Azoospermia is generally classified into obstructive and non-obstructive in origin. The two different types can further be subclassified into congenital and acquired azoospermia. Obstructive azoospermia constitutes 40% of azoospermia due to defects of the vas deferens or epididymis, resulting in occlusion of the passage of sperms from the testicles. The common reason for such physical obstruction is vasectomy when the intended intervention for contraception causes men to fire blanks. Other forms of acquired obstructive azoospermia may include testicular trauma and infections resulting in tubal occlusions, such as chlamydia and gonorrhoea, causing the scarring of the vas.

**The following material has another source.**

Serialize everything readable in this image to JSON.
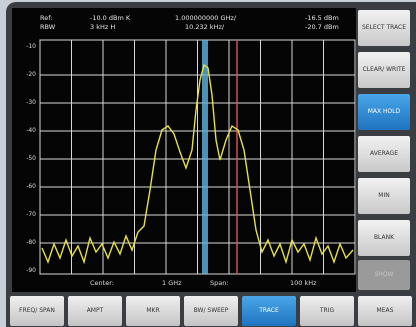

Genetic mutations are also known to result in obstructive azoospermia. Men with cystic fibrosis or carrying such genetic mutation may have a defective connection of the vas, causing congenital bilateral absence of the vas deference. Other inborn deformities, such as congenital prostatic cysts, are also well recognised, rendering sperm passage obstruction.

The non-obstructive form of azoospermia can be caused by defective testicles with the inability to produce or allow the maturation of sperms. This can be due to undescended testicles or spermatogenic arrest. Other acquired destruction of spermatogenesis includes childhood mumps, cancer, diabetes, varicocele, and radiation that destroy normal sperm production, causing azoospermia.

The most basic way to diagnose azoospermia is through semen analysis. Blood investigations and the biopsy of the testicles can also assist in the definitive diagnosis of obstructive or non-obstructive azoospermia. The investigations can also identify the presence of sperms that can potentially be used for the fertilisation of embryos. The biopsy and extraction of sperm are usually done concurrently. The samples are retrieved using a small needle to harvest the sperms directly from the scrotum (Per Cutaneous Sperm Aspiration). In addition, a small procedure to explore the reproductive tracts with the assistance of a microscope (Microscopic Epididymal Sperm Extraction) can also have the added benefit of getting healthy sperm for the purpose of IVF and Test-tube babies.

For infertile men often inspired by their own fathers and aspire to walk the path, the diagnosis of azoospermia effectively crushed the lifetime dream of fatherhood. In the last few decades, the advancement in research for male infertility and refinement of sperm retrieval has contributed so much to the art of ART (Artificial Reproductive Technology), overcoming the obstacles of azoospermia. The renowned Italian Philosopher, Astronomer and Mathematician whose theories anticipated modern science once said: “Time is the Father of Truth.” When men discover they have been firing blanks and having their paternal dreams dashed, are putting Dr G on the spot for advice, his view is “Time is of absolute essence to discover the father of truth”, as early intervention has much better out-cum to let ART of Science to give the helping hand to nature, especially time is running out for this round of Dragon Babies. On that note, wishing all a prosperous and fruitful Dragon Year!!